Growth is typically measured by the annual rate of change in GDP at
constant prices. It is sometimes measured by the annual rate of change of
GNP at constant prices. The difference between GDP and GNP is that the
latter looks is a measure of all goods produced by enterprises owned by
nationals of a country whether geographically located in or outside of the
country, while GDP simply looks at what is produced in a given country,
whether by local or foreign enterprises. World GDP and world GNP are, by
definition, equal.
GDP is measured using a combination of techniques. One is by direct survey
of goods produced, e.g., cars by the 10 largest manufacturers, or potatoes
but the 500 largest farms. The other technique is by estimation; taking the
value of what is produced in a sector and then estimating the rise in prices in
that sector and deducting it from the increase in value.
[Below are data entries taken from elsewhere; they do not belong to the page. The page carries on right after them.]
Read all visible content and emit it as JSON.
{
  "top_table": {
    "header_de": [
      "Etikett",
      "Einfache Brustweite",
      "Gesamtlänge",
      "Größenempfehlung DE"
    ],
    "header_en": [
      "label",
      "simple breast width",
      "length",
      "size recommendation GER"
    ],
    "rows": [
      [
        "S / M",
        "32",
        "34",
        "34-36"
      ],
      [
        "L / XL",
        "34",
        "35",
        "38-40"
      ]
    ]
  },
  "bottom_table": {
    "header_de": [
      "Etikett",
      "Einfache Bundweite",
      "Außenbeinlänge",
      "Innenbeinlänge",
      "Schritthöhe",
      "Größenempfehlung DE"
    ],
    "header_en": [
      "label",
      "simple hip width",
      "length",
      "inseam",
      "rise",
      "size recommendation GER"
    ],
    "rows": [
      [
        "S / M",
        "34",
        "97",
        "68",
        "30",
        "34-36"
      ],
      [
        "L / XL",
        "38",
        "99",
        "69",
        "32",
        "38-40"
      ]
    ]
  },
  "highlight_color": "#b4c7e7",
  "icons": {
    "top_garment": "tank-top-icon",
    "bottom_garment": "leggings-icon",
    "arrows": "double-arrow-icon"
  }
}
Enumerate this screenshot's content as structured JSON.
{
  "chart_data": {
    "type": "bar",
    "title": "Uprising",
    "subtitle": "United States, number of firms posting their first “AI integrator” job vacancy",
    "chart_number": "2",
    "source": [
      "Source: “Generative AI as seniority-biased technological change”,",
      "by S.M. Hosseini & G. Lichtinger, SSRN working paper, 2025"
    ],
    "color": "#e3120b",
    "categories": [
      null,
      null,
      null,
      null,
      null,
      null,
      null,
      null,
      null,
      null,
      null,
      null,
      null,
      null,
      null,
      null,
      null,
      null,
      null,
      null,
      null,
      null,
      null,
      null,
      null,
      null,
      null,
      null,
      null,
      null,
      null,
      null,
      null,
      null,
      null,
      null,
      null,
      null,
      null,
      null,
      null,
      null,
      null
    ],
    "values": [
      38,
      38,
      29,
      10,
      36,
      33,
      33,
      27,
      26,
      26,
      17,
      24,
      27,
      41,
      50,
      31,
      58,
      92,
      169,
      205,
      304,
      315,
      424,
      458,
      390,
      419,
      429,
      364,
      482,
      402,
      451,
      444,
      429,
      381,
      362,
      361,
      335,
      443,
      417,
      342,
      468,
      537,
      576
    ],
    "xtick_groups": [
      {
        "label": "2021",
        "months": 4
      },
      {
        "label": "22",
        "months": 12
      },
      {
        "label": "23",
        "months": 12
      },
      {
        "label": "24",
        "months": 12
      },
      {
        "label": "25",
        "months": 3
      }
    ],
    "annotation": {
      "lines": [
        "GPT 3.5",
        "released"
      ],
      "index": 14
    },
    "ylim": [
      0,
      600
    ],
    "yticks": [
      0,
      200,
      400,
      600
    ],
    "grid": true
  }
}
Growth is seen as important by most economists in the sense of being a
precondition for higher living standards and economic power.
Growth is seen as important for a government’s popularity only over the long-
term.
For developing countries, with a population growth of about 1.5% per annum a
good trend growth rate would be above 5%. A rapidly growing developing
country could be expected to achieve an average rate of growth of around
7%+.
Inflation
INFLATION is defined as an increase in the aggregate money price level.
Generally reference is made to the annual rate of inflation.
Distinctions are also drawn between short-term fluctuations and long-term
trends, but this distinction is not as common as with growth.
o Again, there are differences between Neoclassical and Heterodox
which stem from a denial of cycles by Neoclassicals.
Distinctions are also made between consumer, producer and economy-wide
inflation. Consumer inflation is a measure of price increases in consumer
goods. Producer inflation is a measure of price inflation in goods that are
used as productive inputs by producers. And, economy-wide inflation
measures the rise in prices of all goods produced in a country. It excludes
import prices, whereas both consumer and producer inflation measures take
this into account.
Inflation is seen as particularly important for governments’ popularity over
the short-term. It is well-known that as elections near government’s become
particularly worried about their performance on the inflation front.
Inflation is seen as particularly important for businesses in general, and
certain sections in particular. Financial markets typically do not like inflation
because it erodes the value of financial assets (e.g., the value of loans) and
typically causes bond and other financial market prices to fall.
Economists differ about what levels of inflation are ideal. Neoclassicals
tend to favour zero or very low levels of inflation, while Heterodox
economists are less worried about inflation, particularly if it accompanies
(and is mostly due to) a rapid growth process.